The markdown backup might come handy.

grep -r '\[http://'

and

grep -r '\[https://'

Was looking at Special pages - Kicksecure. Most useful thing I found was this:

Something under 5000 links. Could be a lot duplicates though. Even if there was a list, I doubt it’s possible do that manually? This would need to be scripted.

  • generate list of links probably starting by greping Whonix / whonix-wiki-backup · GitLab
  • drop links which are already pointing to web archive
  • check if link is already archived
  • use (already existing) web archive cli tool to ask web archive to archive it
  • wait a few seconds to not hit web archive rate limits

Can you make a regex to extract links from a line? Example line:

Metadata.mw:| text = In recent times, leakers of high-value or high-security source documents have been identified (and jailed) via [http://blog.fastforwardlabs.com/2017/06/23/fingerprinting-documents-with-steganography.html embedded steganographic messages] or the [Fingerprinting with Zero-Width Characters zero-width space (homoglyph substitution)] technique. In the latter method, the leaker is unable to see additional zero-width or zero-width non-joiner characters which are used to fingerprint text. Even a single type of zero-width character provides enough bits of entropy to fingerprint the relevant text.

Required result:

[http://blog.fastforwardlabs.com/2017/06/23/fingerprinting-documents-with-steganography.html embedded steganographic messages] [Fingerprinting with Zero-Width Characters zero-width space (homoglyph substitution)]

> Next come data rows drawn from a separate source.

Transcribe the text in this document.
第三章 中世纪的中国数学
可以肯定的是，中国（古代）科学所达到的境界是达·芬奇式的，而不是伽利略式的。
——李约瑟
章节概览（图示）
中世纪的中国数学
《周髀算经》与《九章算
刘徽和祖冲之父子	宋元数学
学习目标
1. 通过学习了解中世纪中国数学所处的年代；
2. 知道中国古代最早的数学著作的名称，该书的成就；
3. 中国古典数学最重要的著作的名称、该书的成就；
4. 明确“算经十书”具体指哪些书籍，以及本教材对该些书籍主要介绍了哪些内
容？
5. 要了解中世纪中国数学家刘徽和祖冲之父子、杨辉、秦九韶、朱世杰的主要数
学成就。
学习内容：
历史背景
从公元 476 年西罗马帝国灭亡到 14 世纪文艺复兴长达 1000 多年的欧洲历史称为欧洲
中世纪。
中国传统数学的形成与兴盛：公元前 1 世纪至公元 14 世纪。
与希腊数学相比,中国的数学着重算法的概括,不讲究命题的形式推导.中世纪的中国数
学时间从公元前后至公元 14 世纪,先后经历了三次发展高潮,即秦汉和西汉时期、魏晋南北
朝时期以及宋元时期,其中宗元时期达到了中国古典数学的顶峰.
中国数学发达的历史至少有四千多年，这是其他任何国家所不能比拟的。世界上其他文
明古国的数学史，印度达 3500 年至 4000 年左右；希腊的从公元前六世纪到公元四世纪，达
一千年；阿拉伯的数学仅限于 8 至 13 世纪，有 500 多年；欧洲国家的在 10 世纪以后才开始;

(Or with newline. Even better.)

And another regex to convert for example.

[http://blog.fastforwardlabs.com/2017/06/23/fingerprinting-documents-with-steganography.html embedded steganographic messages]

to

http://blog.fastforwardlabs.com/2017/06/23/fingerprinting-documents-with-steganography.html

I need help with the regex for creation but the rest I think I can script.

But does this need to be invented? Are the other tools or services which scan an entire website and start to archive all external links?